Eppure una volta, in ascensore, ho chiesto a un signore di indossarla correttamente e lui l'ha fatto, ma borbottando che non serviva a niente. Che significa? Voler fare il trasgressivo a tutti i costi? Anche se una persona vuol credere che il virus non esista, abbia almeno il rispetto della regola e delle persone che, invece, fanno di tutto per cercare di evitare il contagio, che hanno a cuore la salute di tutti.

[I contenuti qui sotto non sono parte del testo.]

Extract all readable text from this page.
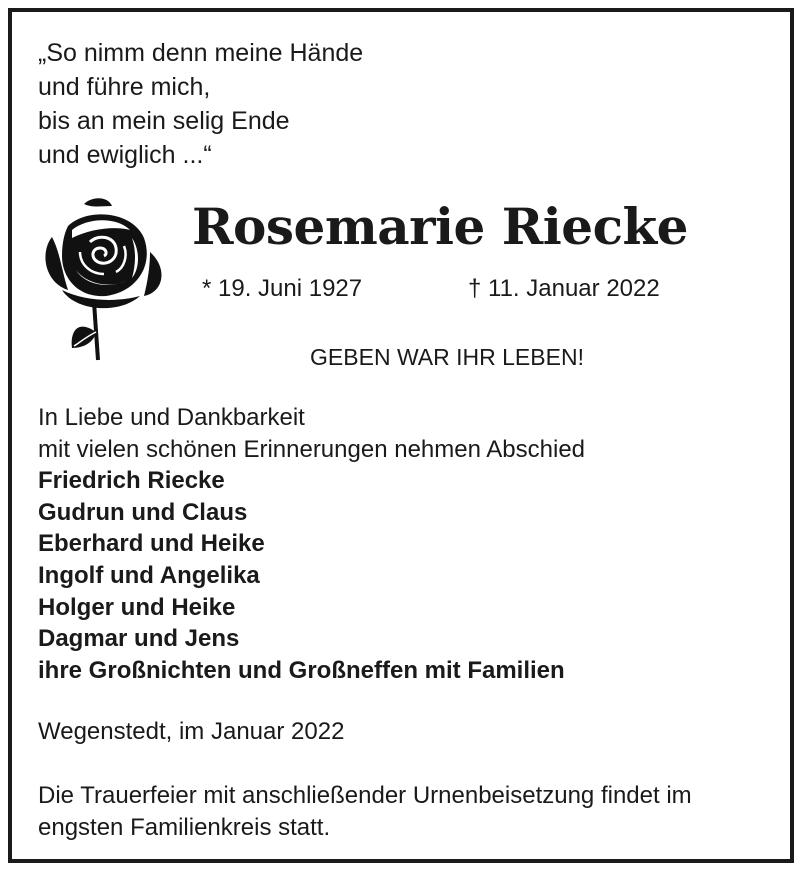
„So nimm denn meine Hände
und führe mich,
bis an mein selig Ende
und ewiglich ...“
Rosemarie Riecke
* 19. Juni 1927	† 11. Januar 2022
GEBEN WAR IHR LEBEN!
In Liebe und Dankbarkeit
mit vielen schönen Erinnerungen nehmen Abschied
Friedrich Riecke
Gudrun und Claus
Eberhard und Heike
Ingolf und Angelika
Holger und Heike
Dagmar und Jens
ihre Großnichten und Großneffen mit Familien
Wegenstedt, im Januar 2022
Die Trauerfeier mit anschließender Urnenbeisetzung findet im engsten Familienkreis statt.
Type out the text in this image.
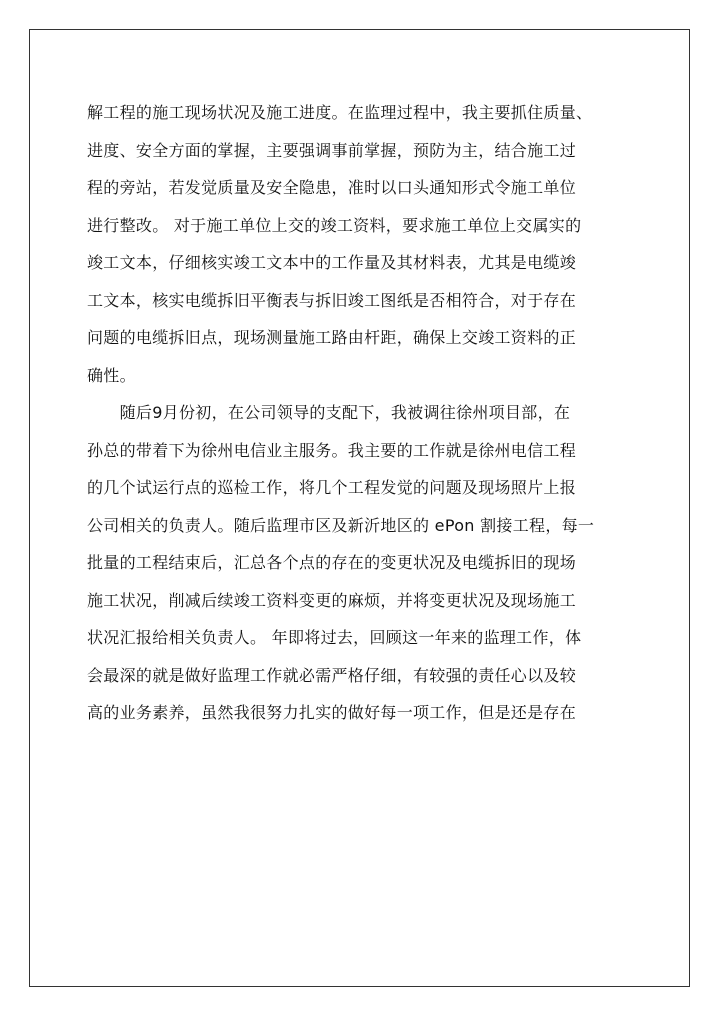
解工程的施工现场状况及施工进度。在监理过程中，我主要抓住质量、
进度、安全方面的掌握，主要强调事前掌握，预防为主，结合施工过
程的旁站，若发觉质量及安全隐患，准时以口头通知形式令施工单位
进行整改。 对于施工单位上交的竣工资料，要求施工单位上交属实的
竣工文本，仔细核实竣工文本中的工作量及其材料表，尤其是电缆竣
工文本，核实电缆拆旧平衡表与拆旧竣工图纸是否相符合，对于存在
问题的电缆拆旧点，现场测量施工路由杆距，确保上交竣工资料的正
确性。
　　随后9月份初，在公司领导的支配下，我被调往徐州项目部，在
孙总的带着下为徐州电信业主服务。我主要的工作就是徐州电信工程
的几个试运行点的巡检工作，将几个工程发觉的问题及现场照片上报
公司相关的负责人。随后监理市区及新沂地区的 ePon 割接工程，每一
批量的工程结束后，汇总各个点的存在的变更状况及电缆拆旧的现场
施工状况，削减后续竣工资料变更的麻烦，并将变更状况及现场施工
状况汇报给相关负责人。 年即将过去，回顾这一年来的监理工作，体
会最深的就是做好监理工作就必需严格仔细，有较强的责任心以及较
高的业务素养，虽然我很努力扎实的做好每一项工作，但是还是存在
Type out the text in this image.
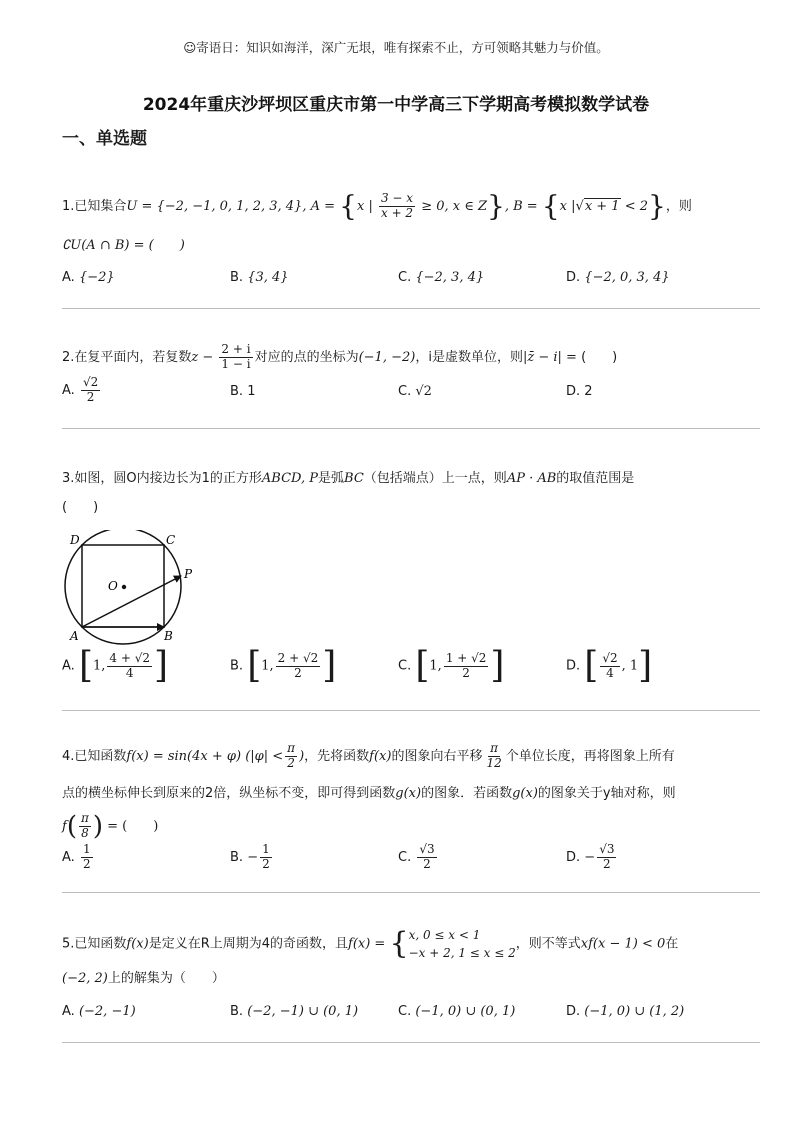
☺寄语日：知识如海洋，深广无垠，唯有探索不止，方可领略其魅力与价值。
2024年重庆沙坪坝区重庆市第一中学高三下学期高考模拟数学试卷
一、单选题
1.已知集合U = {−2, −1, 0, 1, 2, 3, 4}, A = {x | $\frac{3 - x}{x + 2} \ge 0$, x ∈ Z}, B = {x |√x + 1 < 2}，则
∁U(A ∩ B) = (　　)
A. {−2}	B. {3, 4}	C. {−2, 3, 4}	D. {−2, 0, 3, 4}
2.在复平面内，若复数$z - \frac{2 + i}{1 - i}$ 对应的点的坐标为(−1, −2)，i是虚数单位，则|z̄ − i| = (　　)
A. $\frac{√2}{2}$	B. 1	C. √2	D. 2
3.如图，圆O内接边长为1的正方形ABCD, P是弧BC（包括端点）上一点，则AP · AB的取值范围是
(　　)
D	C
O
P
A	B
A. [1, $\frac{4 + √2}{4}$ ]	B. [1, $\frac{2 + √2}{2}$ ]	C. [1, $\frac{1 + √2}{2}$ ]	D. [ $\frac{√2}{4}$ , 1]
4.已知函数f(x) = sin(4x + φ) ($|\varphi| < \frac{\pi}{2}$ )，先将函数f(x)的图象向右平移 $\frac{\pi}{12}$ 个单位长度，再将图象上所有
点的横坐标伸长到原来的2倍，纵坐标不变，即可得到函数g(x)的图象．若函数g(x)的图象关于y轴对称，则
$f( \frac{\pi}{8}$ ) = (　　)
A. $\frac{1}{2}$	B. − $\frac{1}{2}$	C. $\frac{√3}{2}$	D. − $\frac{√3}{2}$
5.已知函数f(x)是定义在R上周期为4的奇函数，且f(x) = { x, 0 ≤ x < 1
−x + 2, 1 ≤ x ≤ 2
，则不等式xf(x − 1) < 0在
(−2, 2)上的解集为（　　）
A. (−2, −1)	B. (−2, −1) ∪ (0, 1)	C. (−1, 0) ∪ (0, 1)	D. (−1, 0) ∪ (1, 2)
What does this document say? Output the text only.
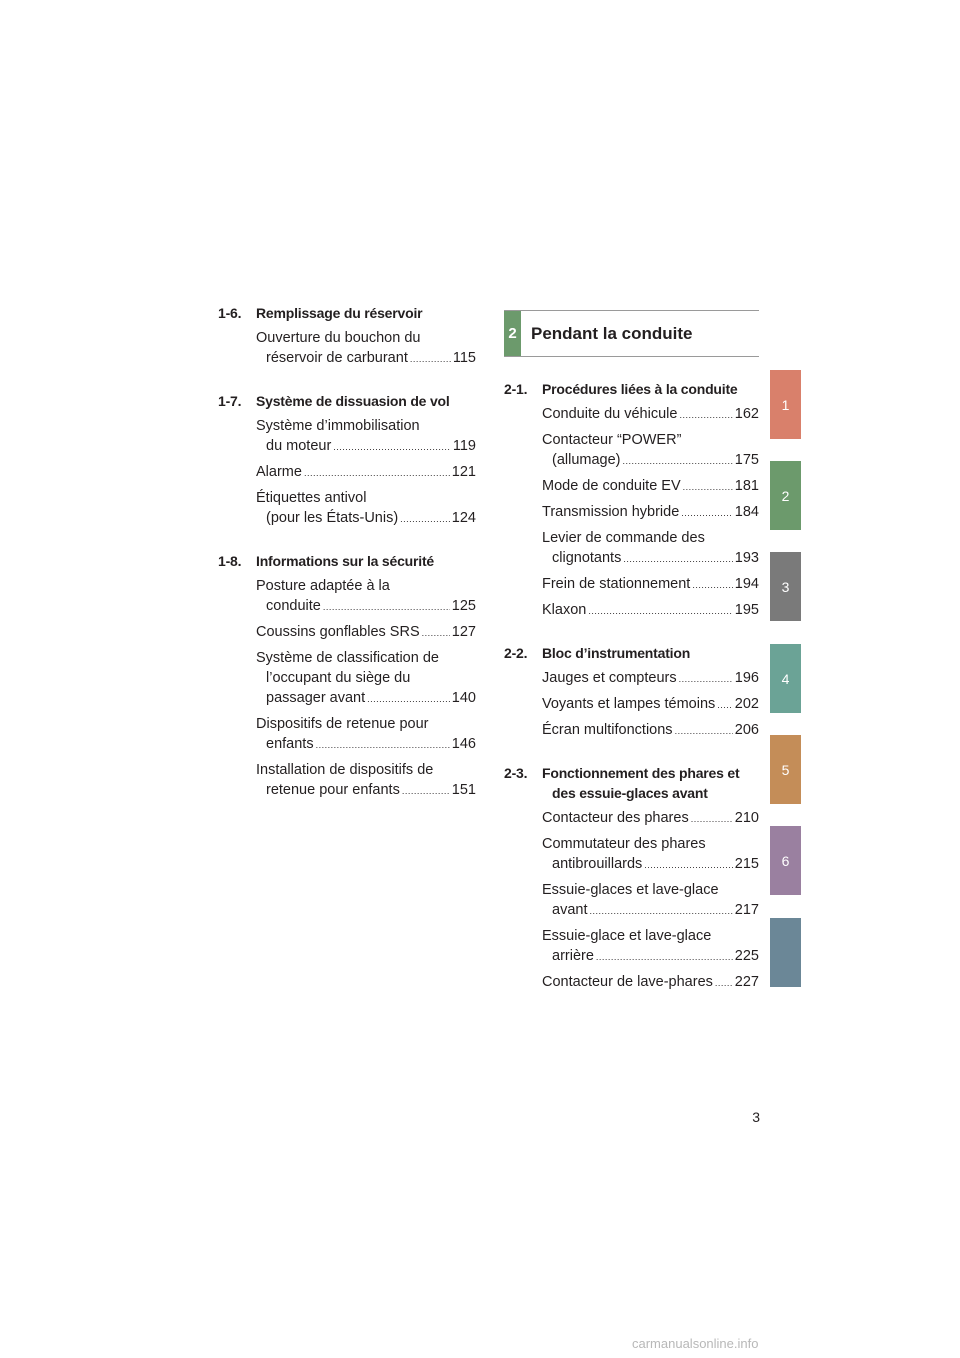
1-6.	Remplissage du réservoir
Ouverture du bouchon du
réservoir de carburant .....	115
1-7.	Système de dissuasion de vol
Système d’immobilisation
du moteur .....	119
Alarme .....	121
Étiquettes antivol
(pour les États-Unis) .....	124
1-8.	Informations sur la sécurité
Posture adaptée à la
conduite .....	125
Coussins gonflables SRS ..... 127
Système de classification de
l’occupant du siège du
passager avant .....	140
Dispositifs de retenue pour
enfants .....	146
Installation de dispositifs de
retenue pour enfants .....	151
2 Pendant la conduite
2-1.	Procédures liées à la conduite
Conduite du véhicule .....	162
Contacteur “POWER”
(allumage) .....	175
Mode de conduite EV .....	181
Transmission hybride .....	184
Levier de commande des
clignotants .....	193
Frein de stationnement .....	194
Klaxon .....	195
2-2.	Bloc d’instrumentation
Jauges et compteurs .....	196
Voyants et lampes témoins ..... 202
Écran multifonctions .....	206
2-3.	Fonctionnement des phares et
des essuie-glaces avant
Contacteur des phares .....	210
Commutateur des phares
antibrouillards .....	215
Essuie-glaces et lave-glace
avant .....	217
Essuie-glace et lave-glace
arrière .....	225
Contacteur de lave-phares ..... 227
1
2
3
4
5
6
3
carmanualsonline.info
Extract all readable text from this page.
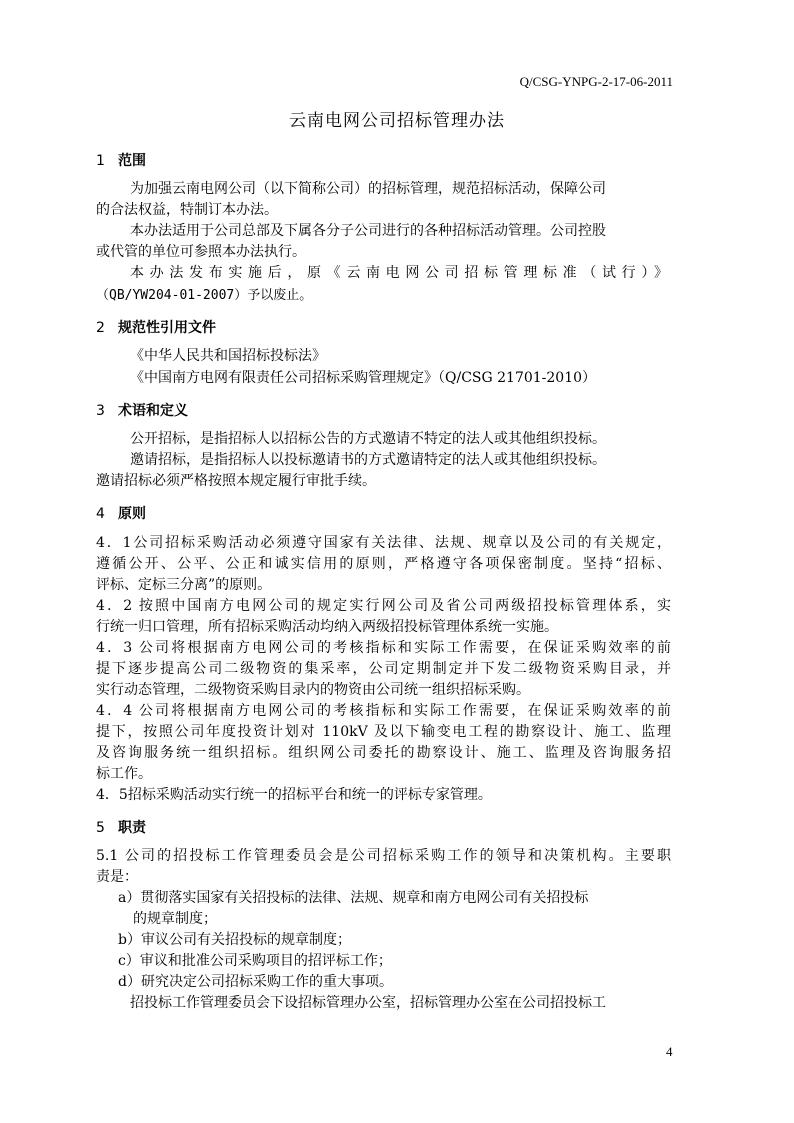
Q/CSG-YNPG-2-17-06-2011
云南电网公司招标管理办法
1 范围
为加强云南电网公司（以下简称公司）的招标管理，规范招标活动，保障公司
的合法权益，特制订本办法。
本办法适用于公司总部及下属各分子公司进行的各种招标活动管理。公司控股
或代管的单位可参照本办法执行。
本办法发布实施后，原《云南电网公司招标管理标准（试行）》
（QB/YW204-01-2007）予以废止。
2 规范性引用文件
《中华人民共和国招标投标法》
《中国南方电网有限责任公司招标采购管理规定》（Q/CSG 21701-2010）
3 术语和定义
公开招标，是指招标人以招标公告的方式邀请不特定的法人或其他组织投标。
邀请招标，是指招标人以投标邀请书的方式邀请特定的法人或其他组织投标。
邀请招标必须严格按照本规定履行审批手续。
4 原则
4．1公司招标采购活动必须遵守国家有关法律、法规、规章以及公司的有关规定，
遵循公开、公平、公正和诚实信用的原则，严格遵守各项保密制度。坚持“招标、
评标、定标三分离”的原则。
4．2 按照中国南方电网公司的规定实行网公司及省公司两级招投标管理体系，实
行统一归口管理，所有招标采购活动均纳入两级招投标管理体系统一实施。
4．3 公司将根据南方电网公司的考核指标和实际工作需要，在保证采购效率的前
提下逐步提高公司二级物资的集采率，公司定期制定并下发二级物资采购目录，并
实行动态管理，二级物资采购目录内的物资由公司统一组织招标采购。
4．4 公司将根据南方电网公司的考核指标和实际工作需要，在保证采购效率的前
提下，按照公司年度投资计划对 110kV 及以下输变电工程的勘察设计、施工、监理
及咨询服务统一组织招标。组织网公司委托的勘察设计、施工、监理及咨询服务招
标工作。
4．5招标采购活动实行统一的招标平台和统一的评标专家管理。
5 职责
5.1 公司的招投标工作管理委员会是公司招标采购工作的领导和决策机构。主要职
责是：
a）贯彻落实国家有关招投标的法律、法规、规章和南方电网公司有关招投标
的规章制度；
b）审议公司有关招投标的规章制度；
c）审议和批准公司采购项目的招评标工作；
d）研究决定公司招标采购工作的重大事项。
招投标工作管理委员会下设招标管理办公室，招标管理办公室在公司招投标工
4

Io rimango sconcertata nel vedere, di fronte a quel che è avvenuto e non si è ancora concluso, tanti ragazzi comportarsi come se nulla fosse, tante persone andare alla ricerca della polemica e del complotto contro ogni evidenza, contro ogni umana solidarietà per chi soffre e a sofferto, perfino contrapponendo il proprio egoismo, o una ristrettezza di vedute, a quello che realmente si sta facendo per superare la crisi. E portare la mascherina può essere anche solo un gesto simbolico per dire che si ha a cuore il problema, per dimostrare rispetto.

Penso che ci sia anche un problema culturale. Si legge sempre meno e si perde la capacità di pensare con la propria testa, di farsi un'idea, ma si assorbe qualunque cosa propagandata a effetto, invece di cercare di capire quali siano le fonti attendibili, magari leggendo articoli anche in altre lingue, giornali internazionali...

E poi, mi fa paura il distanziamento anche emotivo dei ragazzi, il fatto che anche prima del Covid fossero sempre più isolati dagli schermi e in qualche modo anestetizzati rispetto al mondo che ci circonda, quindi alla ricerca più di sballo fine a sé stesso che di vero divertimento. Forse la colpa è anche di genitori troppo permissivi e protettivi, che cercano di evitare ogni possibile trauma, ogni contatto con la sofferenza... Ma la vita è anche sofferenza. Non dico, naturalmente, che la si debba cercare, ma non la si può rimuovere perché è parte di noi, della nostra maturazione come persone.

Da questo punto di vista, le arti, la letteratura, l'opera sono una risorsa straordinaria. Semiramide, Tancredi, Azucena, anche con le loro vicende apparentemente lontane dalla nostra quotidianità, ci permettono di conoscere e condividere un panorama straordinario di sentimenti umani, di passioni, dolori, speranze...

Senza dubbio. L'arte e la cultura sono la nostra risorsa più importante e lo stiamo vedendo in questo momento più che mai. Per questo è fondamentale andare avanti.